Structure-Property Relationships in Crosslinked Polymer Membranes: Understanding Methanol-Carboxylate Co-Transport

Abstract

Ion exchange membranes (IEMs) are essential components in numerous devices that require selective transport. Fuel cell devices such as photoelectrochemical CO2 reduction cells (PECCRC) require membranes that suppress product transport such as methanol, formate, and acetate to operate at maximum efficiency. Developing membrane structure-physicochemical-transport property relationships to elucidate the factors influencing product (solute) transport is thereby critical for the design and fabrication of next generation membranes. To address this need, this dissertation utilizes crosslinked poly(ethylene glycol) diacrylate (PEGDA) based polymer membranes with charge-containing and neutral monomers as a tunable model polymer membrane system to investigate structure-property relationships. Both IEMs and neutral membranes were prepared to (i) investigate methanol-carboxylate individual and co-transport behavior at varied membrane composition, (ii) correlate physicochemical properties such as water uptake and fixed charge concentration with their impact on solute transport, and (iii) elucidate the factors influencing thermodynamic sorption/partition and kinetic diffusion behavior.
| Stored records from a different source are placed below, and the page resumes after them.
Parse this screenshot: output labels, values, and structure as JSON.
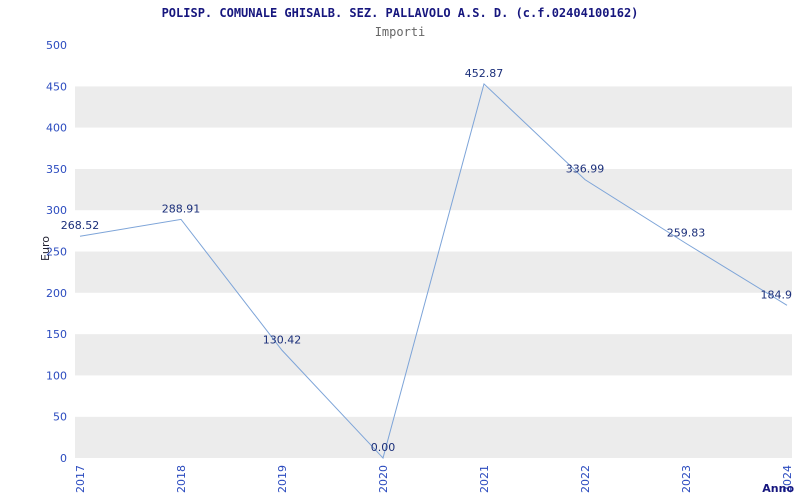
{
  "header": {
    "title": "POLISP. COMUNALE GHISALB. SEZ. PALLAVOLO A.S. D. (c.f.02404100162)",
    "subtitle": "Importi"
  },
  "chart_data": {
    "type": "line",
    "x": [
      "2017",
      "2018",
      "2019",
      "2020",
      "2021",
      "2022",
      "2023",
      "2024"
    ],
    "series": [
      {
        "name": "Importi",
        "values": [
          268.52,
          288.91,
          130.42,
          0.0,
          452.87,
          336.99,
          259.83,
          184.9
        ]
      }
    ],
    "point_labels": [
      "268.52",
      "288.91",
      "130.42",
      "0.00",
      "452.87",
      "336.99",
      "259.83",
      "184.9"
    ],
    "title": "POLISP. COMUNALE GHISALB. SEZ. PALLAVOLO A.S. D. (c.f.02404100162)",
    "subtitle": "Importi",
    "xlabel": "Anno",
    "ylabel": "Euro",
    "ylim": [
      0,
      500
    ],
    "ytick_step": 50,
    "grid": "horizontal-bands",
    "legend": "none",
    "colors": {
      "line": "#7da4d8",
      "band_gray": "#ececec",
      "band_white": "#ffffff",
      "tick_text": "#2b4bbf",
      "point_label_text": "#1b2f7a"
    }
  }
}
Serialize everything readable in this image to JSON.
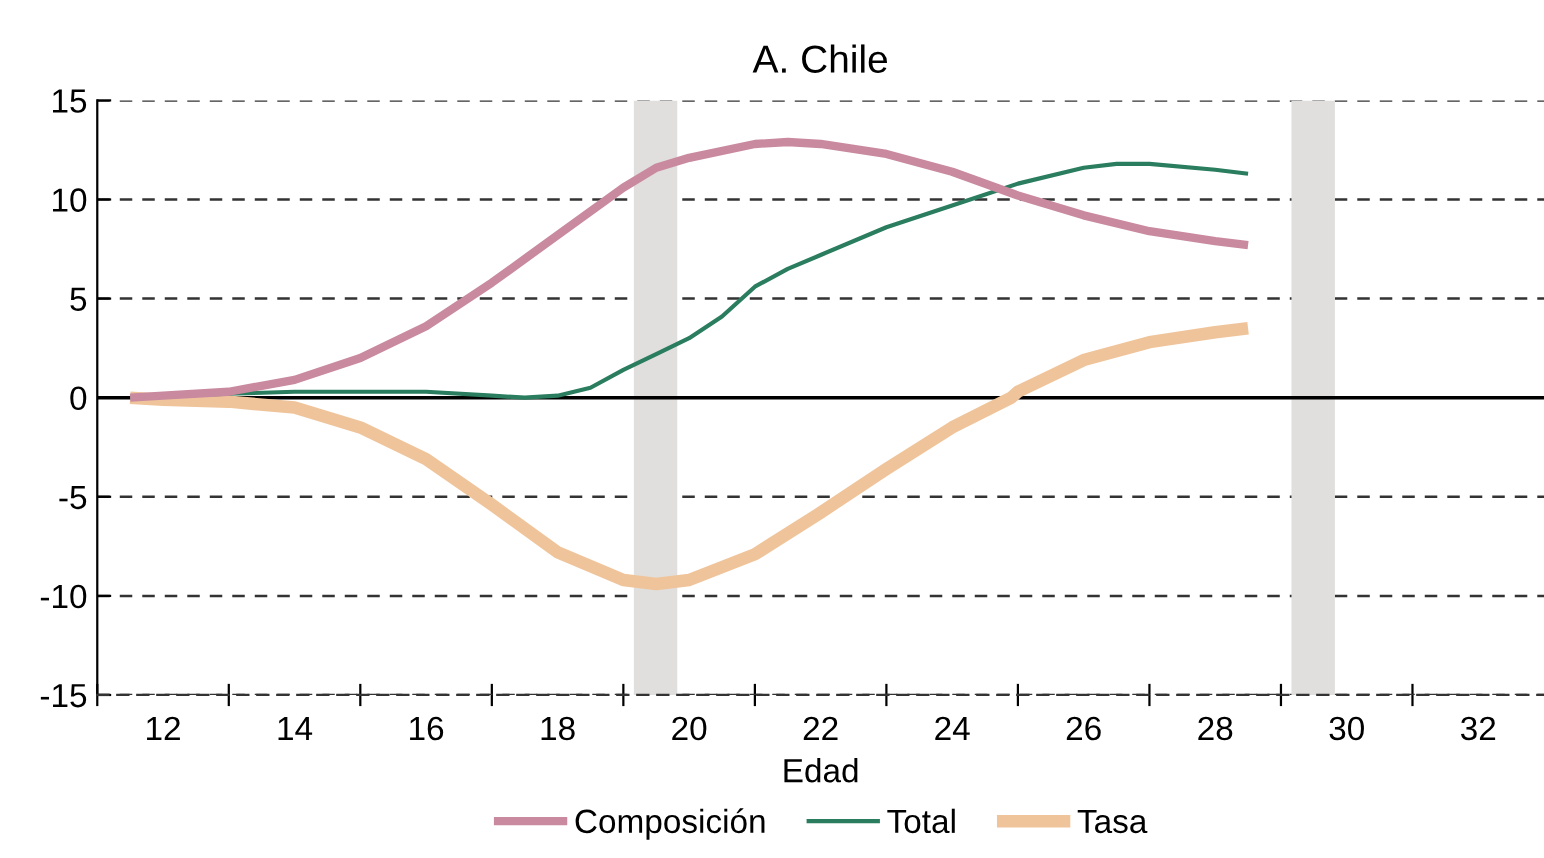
{
  "chart_data": {
    "type": "line",
    "title": "A. Chile",
    "xlabel": "Edad",
    "xlim": [
      11,
      33
    ],
    "ylim": [
      -15,
      15
    ],
    "xticks": [
      {
        "value": 11,
        "label": null
      },
      12,
      {
        "value": 13,
        "label": null
      },
      14,
      {
        "value": 15,
        "label": null
      },
      16,
      {
        "value": 17,
        "label": null
      },
      18,
      {
        "value": 19,
        "label": null
      },
      20,
      {
        "value": 21,
        "label": null
      },
      22,
      {
        "value": 23,
        "label": null
      },
      24,
      {
        "value": 25,
        "label": null
      },
      26,
      {
        "value": 27,
        "label": null
      },
      28,
      {
        "value": 29,
        "label": null
      },
      30,
      {
        "value": 31,
        "label": null
      },
      32
    ],
    "yticks": [
      -15,
      -10,
      -5,
      0,
      5,
      10,
      15
    ],
    "grid": "y",
    "legend": "bottom",
    "ref_lines": [
      {
        "axis": "y",
        "value": 0,
        "color": "#000000",
        "line_style": "solid"
      }
    ],
    "bands": [
      {
        "axis": "x",
        "from": 19.16,
        "to": 19.82,
        "color": "#e0dfdd"
      },
      {
        "axis": "x",
        "from": 29.16,
        "to": 29.82,
        "color": "#e0dfdd"
      }
    ],
    "series": [
      {
        "name": "Composición",
        "color": "#c98a9f",
        "x": [
          11.5,
          12,
          13,
          14,
          15,
          16,
          17,
          18,
          19,
          19.5,
          20,
          21,
          21.5,
          22,
          23,
          24,
          25,
          26,
          27,
          28,
          28.5
        ],
        "values": [
          0,
          0.1,
          0.3,
          0.9,
          2.0,
          3.6,
          5.8,
          8.2,
          10.6,
          11.6,
          12.1,
          12.8,
          12.9,
          12.8,
          12.3,
          11.4,
          10.2,
          9.2,
          8.4,
          7.9,
          7.7
        ]
      },
      {
        "name": "Total",
        "color": "#2a7d5f",
        "x": [
          11.5,
          13,
          14,
          15,
          16,
          17,
          17.5,
          18,
          18.5,
          19,
          19.5,
          20,
          20.5,
          21,
          21.5,
          22,
          23,
          24,
          25,
          26,
          26.5,
          27,
          28,
          28.5
        ],
        "values": [
          0,
          0.2,
          0.3,
          0.3,
          0.3,
          0.1,
          0,
          0.1,
          0.5,
          1.4,
          2.2,
          3.0,
          4.1,
          5.6,
          6.5,
          7.2,
          8.6,
          9.7,
          10.8,
          11.6,
          11.8,
          11.8,
          11.5,
          11.3
        ]
      },
      {
        "name": "Tasa",
        "color": "#f0c49a",
        "x": [
          11.5,
          12,
          13,
          14,
          15,
          16,
          17,
          18,
          19,
          19.5,
          20,
          21,
          22,
          23,
          24,
          24.9,
          25,
          26,
          27,
          28,
          28.5
        ],
        "values": [
          0,
          -0.1,
          -0.2,
          -0.5,
          -1.5,
          -3.1,
          -5.4,
          -7.8,
          -9.2,
          -9.4,
          -9.2,
          -7.9,
          -5.8,
          -3.6,
          -1.5,
          0,
          0.3,
          1.9,
          2.8,
          3.3,
          3.5
        ]
      }
    ]
  }
}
Carboxylate co-permeabilities with methanol are found to decrease at certain membrane compositions and the presence of loosely bound intermediate water affects solute permeabilities. Additionally, ionic conductivities increase and solute permeabilities decrease for membranes with higher charge content, lower crosslinker chain length and similar water uptake. Moreover, solute permeabilities are highly dependent on kinetic diffusion compared to thermodynamic partitioning in these series of membranes. Understanding from these results help to propose and develop new membranes with improved properties towards various applications.